Tech enthusiast and journalist with a passion for exploring the latest innovations and sharing practical advice for everyday users.
The European Union have announced they will mirror the United States' import duties on steel, increasing to double levies on imports to 50% in a move described as "a survival risk" to the industry in the UK.
Given that eighty percent of British exports destined for the EU, this policy shift creates the UK steel industry's largest crisis, according to the industry association representing the industry.
In its plan submitted to the European parliament on Tuesday, the EU executive additionally suggested reducing the current allowance for duty-free imports and obliging foreign suppliers to disclose where the steel was melted and poured to stop Chinese producers diverting exports through other countries.
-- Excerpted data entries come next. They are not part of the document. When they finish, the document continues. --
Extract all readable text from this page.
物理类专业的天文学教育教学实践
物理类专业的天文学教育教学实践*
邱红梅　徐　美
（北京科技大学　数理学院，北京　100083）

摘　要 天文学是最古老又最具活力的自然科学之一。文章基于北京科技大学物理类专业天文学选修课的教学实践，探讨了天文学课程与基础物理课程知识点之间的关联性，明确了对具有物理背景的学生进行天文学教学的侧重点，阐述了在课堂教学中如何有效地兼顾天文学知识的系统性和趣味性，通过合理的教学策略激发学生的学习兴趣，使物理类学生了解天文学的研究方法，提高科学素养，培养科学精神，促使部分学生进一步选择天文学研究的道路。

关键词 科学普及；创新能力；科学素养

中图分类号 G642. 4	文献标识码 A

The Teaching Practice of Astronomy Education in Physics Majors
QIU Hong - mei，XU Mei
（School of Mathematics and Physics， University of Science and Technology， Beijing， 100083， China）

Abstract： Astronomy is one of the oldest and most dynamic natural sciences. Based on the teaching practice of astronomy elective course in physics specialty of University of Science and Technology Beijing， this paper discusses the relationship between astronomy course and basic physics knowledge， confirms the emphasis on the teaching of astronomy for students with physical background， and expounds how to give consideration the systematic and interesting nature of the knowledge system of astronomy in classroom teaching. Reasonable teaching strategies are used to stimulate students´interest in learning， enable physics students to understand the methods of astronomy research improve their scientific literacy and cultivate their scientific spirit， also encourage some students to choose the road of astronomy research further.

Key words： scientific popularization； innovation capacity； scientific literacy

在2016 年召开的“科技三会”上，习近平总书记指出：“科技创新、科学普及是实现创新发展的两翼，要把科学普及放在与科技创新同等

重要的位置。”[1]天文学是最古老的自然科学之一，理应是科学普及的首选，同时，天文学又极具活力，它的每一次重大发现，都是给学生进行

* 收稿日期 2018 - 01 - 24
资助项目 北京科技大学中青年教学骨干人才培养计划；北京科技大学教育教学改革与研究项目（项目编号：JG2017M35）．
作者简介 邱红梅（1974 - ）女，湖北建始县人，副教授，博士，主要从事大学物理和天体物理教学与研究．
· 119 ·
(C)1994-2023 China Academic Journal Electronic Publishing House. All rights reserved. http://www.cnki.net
EU steel sector faced potential collapse – we are protecting it so that investments can be made, decarbonise, and become competitive again.
These measures are intended to replace a import framework that has been in operation for the past seven years and which is due to expire in 2026 and is now seen as not fit for purpose. To do nothing could have been "catastrophic" for the industry, a European official said.
However, industry representatives, from the trade association UK Steel, stated EU increasing duties would create "the most severe challenge the British steel sector has ever faced".
There were calls for the UK authorities to "acknowledge the urgent need to put in place its own measures to defend" the UK steel industry – which is affected by a 25% duty imposed by the US recently – from the risk of vast quantities of global steel diverted away from American and EU markets.
This flood of imports "could be fatal for many of our remaining steel companies.
Alasdair McDiarmid, assistant general secretary at steelworkers' union Community, stated the proposed changes posed "a survival risk" to UK steel.
Unions and industry leaders called on the UK government to begin talks urgently with the European Union on country-specific tariff exemptions, pointing out that the UK was now the European Union's No 1 trading partner.
Sector representatives in the EU have repeatedly cautioned for several months that the European steel sector confronts being "wiped out" through the increased duties on American market shipments along with rising energy prices and low-cost Chinese imports.
Steel on both sides of the Channel is considered a foundational industry, supplying basic materials in products ranging from building frameworks, renewable energy equipment and railways to dishwashers and kitchenware.
The new measures must be agreed by EU nations and the EU legislature, with the European Commission president calling on member states and MEPs to act fast in support of the proposal.
If the plan is ratified, the EU will reduce its current duty-free quota by 47% to 18.3 million tons a annually, a volume last seen in 2013. It will apply a fifty percent tariff on foreign steel exceeding the limit and oblige countries shipping to the EU to state where the steel was melted and poured to prevent circumvention of the measures.
Norway, Iceland, and Liechtenstein will be exempt from tariff quotas or tariffs due to their close trading relationship in the European Economic Area, the European Union has confirmed.
Alongside the proposal, the European Union is pursuing a "metals alliance" with the United States to protect their respective economies from overcapacity.
The European Union needs to act now, and firmly, before all lights go out in significant portions of the European steel sector and its value chains.
Tech enthusiast and journalist with a passion for exploring the latest innovations and sharing practical advice for everyday users.